You can even do more than one of them. But as a game designer, the question should always be "what does this add to the game?". The tax system creates a sense of urgency. But does the game NEED a sense of urgency? Breeders of the Nephilym is just a breeding sandbox game. No tax, but does have quests. It's still fun, even without a lose condition. Breeding Season, Cloud Meadow, Breeding Farm, and more all kept the weekly payment approach. So obviously you can have a game with it - but my argument is that it adds nothing to a game that should be focused on breeding, unless earning money is a natural result of doing the breeding (which it isn't - earning money is a result of the quest board. Fucking for XP is how you do quests; not breeding - because the quest board doesn't want level 1 beastkin).
So, I quickly noticed #2 and #3. The problem? These 2 mechanics (steadily increasing rates), encourage you to pair the same beastkin together over and over again. Which actually conflicts with Doing Quests. if you're breeding Laya with Mikey, and they have a 5% chance to have a baby, and fail. Then 10% fails. Then 18% fails. Then 32% fails.

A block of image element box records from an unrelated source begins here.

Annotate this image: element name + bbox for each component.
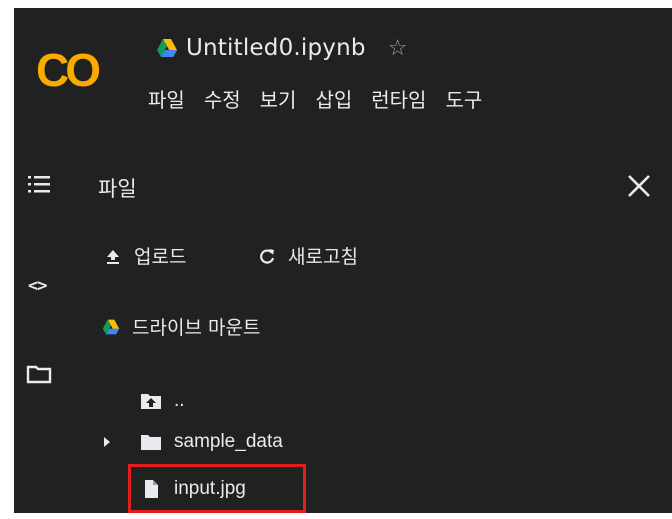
menu-insert[interactable]: 삽입 <box>315 84 352 113</box>
google-drive-icon <box>157 39 177 57</box>
folder-icon[interactable] <box>26 364 52 384</box>
close-icon[interactable] <box>624 171 654 201</box>
mount-drive-label: 드라이브 마운트 <box>132 317 261 339</box>
menu-file[interactable]: 파일 <box>148 84 185 113</box>
colab-window: CO Untitled0.ipynb ☆ 파일 수정 보기 삽입 런타임 도구 … <box>14 8 672 513</box>
upload-label: 업로드 <box>134 246 187 268</box>
folder-upload-icon <box>141 394 161 409</box>
caret-right-icon[interactable] <box>102 436 112 448</box>
menu-edit[interactable]: 수정 <box>204 84 241 113</box>
tree-item-label: sample_data <box>174 431 283 452</box>
menu-tools[interactable]: 도구 <box>445 84 482 113</box>
menu-bar: 파일 수정 보기 삽입 런타임 도구 <box>148 84 482 113</box>
menu-runtime[interactable]: 런타임 <box>371 84 426 113</box>
notebook-title[interactable]: Untitled0.ipynb <box>186 35 366 61</box>
mount-drive-button[interactable]: 드라이브 마운트 <box>102 313 260 340</box>
colab-logo[interactable]: CO <box>36 44 106 96</box>
table-of-contents-icon[interactable] <box>28 175 50 193</box>
star-outline-icon[interactable]: ☆ <box>388 36 408 61</box>
menu-view[interactable]: 보기 <box>260 84 297 113</box>
code-snippets-icon[interactable]: <> <box>28 276 48 296</box>
notebook-title-row: Untitled0.ipynb ☆ <box>156 30 407 66</box>
tree-item-label: .. <box>174 390 185 411</box>
folder-icon <box>141 435 161 450</box>
google-drive-icon <box>102 319 120 334</box>
refresh-button[interactable]: 새로고침 <box>258 242 358 269</box>
tree-item-sample-data[interactable]: sample_data <box>102 431 283 453</box>
upload-icon <box>107 249 119 264</box>
upload-button[interactable]: 업로드 <box>104 242 186 269</box>
refresh-label: 새로고침 <box>288 246 358 268</box>
files-panel-title: 파일 <box>98 177 137 201</box>
logo-text: CO <box>36 44 99 96</box>
tree-item-parent[interactable]: .. <box>140 390 185 412</box>
refresh-icon <box>260 248 275 264</box>
highlight-box <box>128 464 306 513</box>
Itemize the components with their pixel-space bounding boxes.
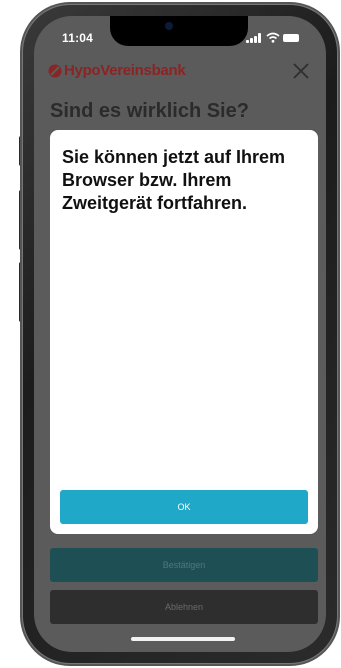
status-time: 11:04 — [62, 31, 94, 45]
phone-screen: 11:04 HypoVereinsbank Sind es wirklich S… — [34, 16, 326, 652]
ok-button[interactable]: OK — [60, 490, 308, 524]
device-mockup: 11:04 HypoVereinsbank Sind es wirklich S… — [0, 0, 341, 668]
battery-icon — [283, 34, 299, 42]
brand-name: HypoVereinsbank — [64, 62, 186, 79]
front-camera — [165, 22, 173, 30]
page-title: Sind es wirklich Sie? — [50, 100, 249, 122]
status-icons — [246, 32, 300, 43]
confirmation-dialog: Sie können jetzt auf Ihrem Browser bzw. … — [50, 130, 318, 534]
home-indicator[interactable] — [131, 637, 235, 641]
wifi-icon — [266, 32, 280, 43]
notch — [110, 16, 248, 46]
brand-logo-icon — [48, 64, 62, 77]
status-bar: 11:04 — [34, 16, 326, 56]
dialog-message: Sie können jetzt auf Ihrem Browser bzw. … — [62, 147, 286, 213]
signal-icon — [246, 33, 262, 43]
confirm-button[interactable]: Bestätigen — [50, 548, 318, 582]
close-icon[interactable] — [292, 62, 310, 80]
app-header: HypoVereinsbank — [34, 56, 326, 86]
brand-logo: HypoVereinsbank — [48, 62, 186, 79]
reject-button[interactable]: Ablehnen — [50, 590, 318, 624]
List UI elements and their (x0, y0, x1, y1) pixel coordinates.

You have 1 day left on a quest, and you can send Mikey off to get some cash.PSA: Some harvest items boost success rates! Key details:
✓ The bonus chance stacks
✓ Failures don't reset progress
✓ After each attempt, the base success rate doubles
Do you sell Mikey, or keep breeding him with Laya to get a baby?
You have 2 game mechanics that conflict with each other here, forcing the player to make a decision. That isn't inherently bad. The problem here is that it's a false choice. The player doesn't REALLY have a decision to make, because if they keep Mikey for breeding, they are a step closer to losing the game.
It's like when you play Matrix: Path of Neo. Morpheus offers you the red pill or the blue pill. Great! Player agency. Pick the blue pill. Game over. It wasn't really a choice. If you want to play the game, you HAVE to pick the red pill.
And here, if you want to play the game, you HAVE to sacrifice Mikey to the Quest Board. So if you HAVE to do it, why even give the player the choice? Why give the increasing odds every attempt? Why make the player get invested in keeping pairings the same for the increasing chance of (FINALLY) getting a baby.
Now, this is also largely a problem with the low base rate. You're "never" going to get a baby on the first try, until you get beastkin with WAY higher stats. This was aproblem in Breeding Season, too. You basically HAD to rack up repeat-pairing bonuses in order to get a reasonable chance at babies. At least until you got to the mid-game (and then you were getting 5+ babies/day, and it was a non-issue anymore).
As far as #1 goes (harvest items & bonus chance stacking). My main comment here would be that the items should say EXACTLY how they work. Stamina potions don't say how much stamina they give. The stat-boosting ones don't say how much stat boost they give. Everything should clearly say in the description how it affects the game's mechanics, so the player can make an informed decision. I didn't really even touch potions my first time through, because of how vaguely worded they were.
So, again, I would not say that your game is HARD. I would say that your game just has a learning curve. The player needs to learn that what the game SAYS to do is wrong. Do not do that. Do a different thing.
The difficulty if you do what the game says is VERY hard. The difficulty if you just buy slaves, level them up, and turn them in for quests, is actually very easy.